At seed stage, the odds of meeting a good founding team, with a fully tested product and early signs of traction are usually fairly high. At pre-seed, it’s a different ball game and you are far less likely to find a founder who's made the same progress. This means that pre-seed founders almost need to work harder when pitching for investment.
At Forward, we host a monthly founder programme called, Office Hours, where they are invited to pitch to one of our investors. For further context around how tough raising at pre-seed is, we receive approximately 150 applications per month, of which 10% get through to a 15-minute meeting and 1–2% progress to a later stage in our investment process.
We've analysed the data we collect from the Office Hours sessions, to summarise the 4 key reasons why we may not invite a founder to the next stage in the investment journey.
Understand the “differentiation challenge”.
Startups, by their very nature, should offer something new and exciting. It therefore seems surprising that 32% (the highest number of opportunities) are lost because they fail to differentiate their offering versus what already exists.
We appreciate it’s not easy to make a new product, vision or business model stand out, or indeed to build credibility in crowded markets. Our guide to evaluating your startup idea provides a hands-on approach to testing whether founders have developed a differentiated product by putting it directly into the hands of customers.
A particular challenge we observe from Office Hours submissions is the “feature trap”, where applicants pitch a new tool or a small tweak to existing solutions, but don’t have enough on which to build a differentiated business.
The founder’s ‘differentiation challenge’ is to set apart their company as a whole, as opposed to staking their future on one or two isolated features.
Markets that deliver “venture scale” outcomes.
Many Office Hours applications pitch perfectly good businesses, which have every chance of succeeding by gaining traction in small, but limited market segments. These businesses often succeed with organic growth or raising investment from angels, whose cost of capital, (and required rate of return) is lower due to tax breaks and incentive schemes.

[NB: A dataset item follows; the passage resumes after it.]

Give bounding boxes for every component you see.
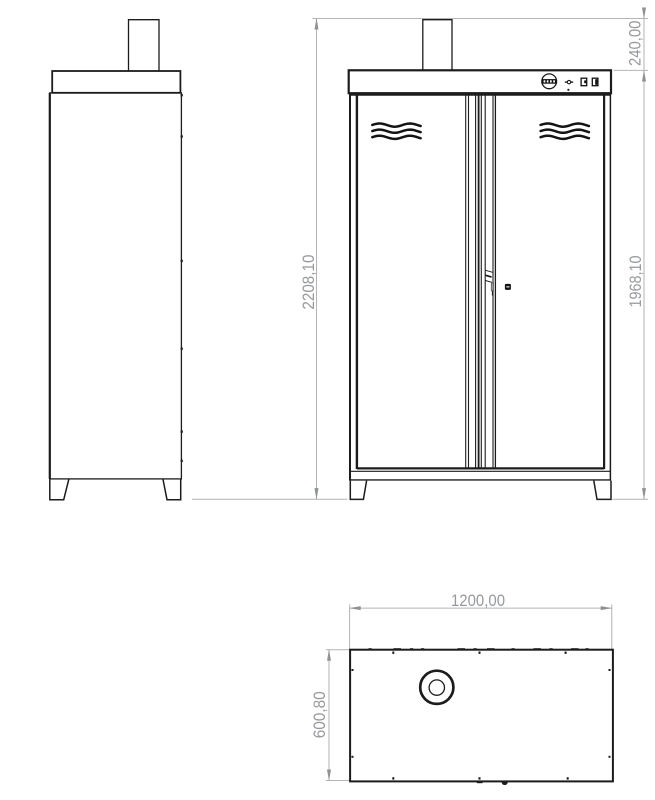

However, this article on the Equity Kicker explains why VCs must do the maths on the market and the potential exit outcomes when evaluating an investment. Due to VC fund economics (a subtle way of calling out the difficulty of predicting the success rate of startups), each investment we make must have the potential to return the entire fund back to our own investors (in Forward Partners’ case, that’s £60m). That means if we have a 10% stake, the exit value should be £600m or if we have a 25% stake it should be £240m.
Assuming this outcome is based on a 3–4x revenue multiple (£60-£80m revenue in the exit year), and the startup has captured 10% of a given market, the total size of the addressable market needs to be £600m+.
If founders are going after a large market (or starting with a small bridgehead before expanding into adjacent ones), it is equally important for founders to articulate the way in which their vision could deliver venture scale outcomes. This might involve setting out a clear plan on how to scale their marketing channels, or the unit economics behind achieving that kind of growth.
Fit with a VC’s investment strategy.
Whether your startup is on / off strategy is a binary outcome (affecting 20% of all inbound). If a startup doesn’t fit with the fund’s focus or investment stage (9.7%), no matter how awesome it is, it’s unlikely to get a second look.
In this article on getting to a first meeting with VCs, we explain how to target funds that are the best fit for your business. However, the best way to get a sense of a VC’s investment strategy is to look at their current portfolio or read thought-leadership pieces by their Managing Partner(s).
Similarly, it is important to pick the right VC targets. It makes no sense to send an application to a VC if you are too early (or in our case, more often too late) for their stage focus.
Articulate a crystal clear use case with proven pain points.
Few applications (9.8%) are rejected on the basis of a poor use case, though this loss reason has been increasing over time. Cutting the data by “sector” or “category” suggests this correlates with our “Applied AI” investment strategy.
In areas such as artificial intelligence, there are many technologies looking for a problem to solve but it’s important to address a clear market pain point with the solution you have built.
When you’re trying to get us excited about investing in you, we need to see that you live and breathe the industry. Understand what makes your company stand out. Know your market. Take the time to prepare your pitch. That’s how you beat the odds.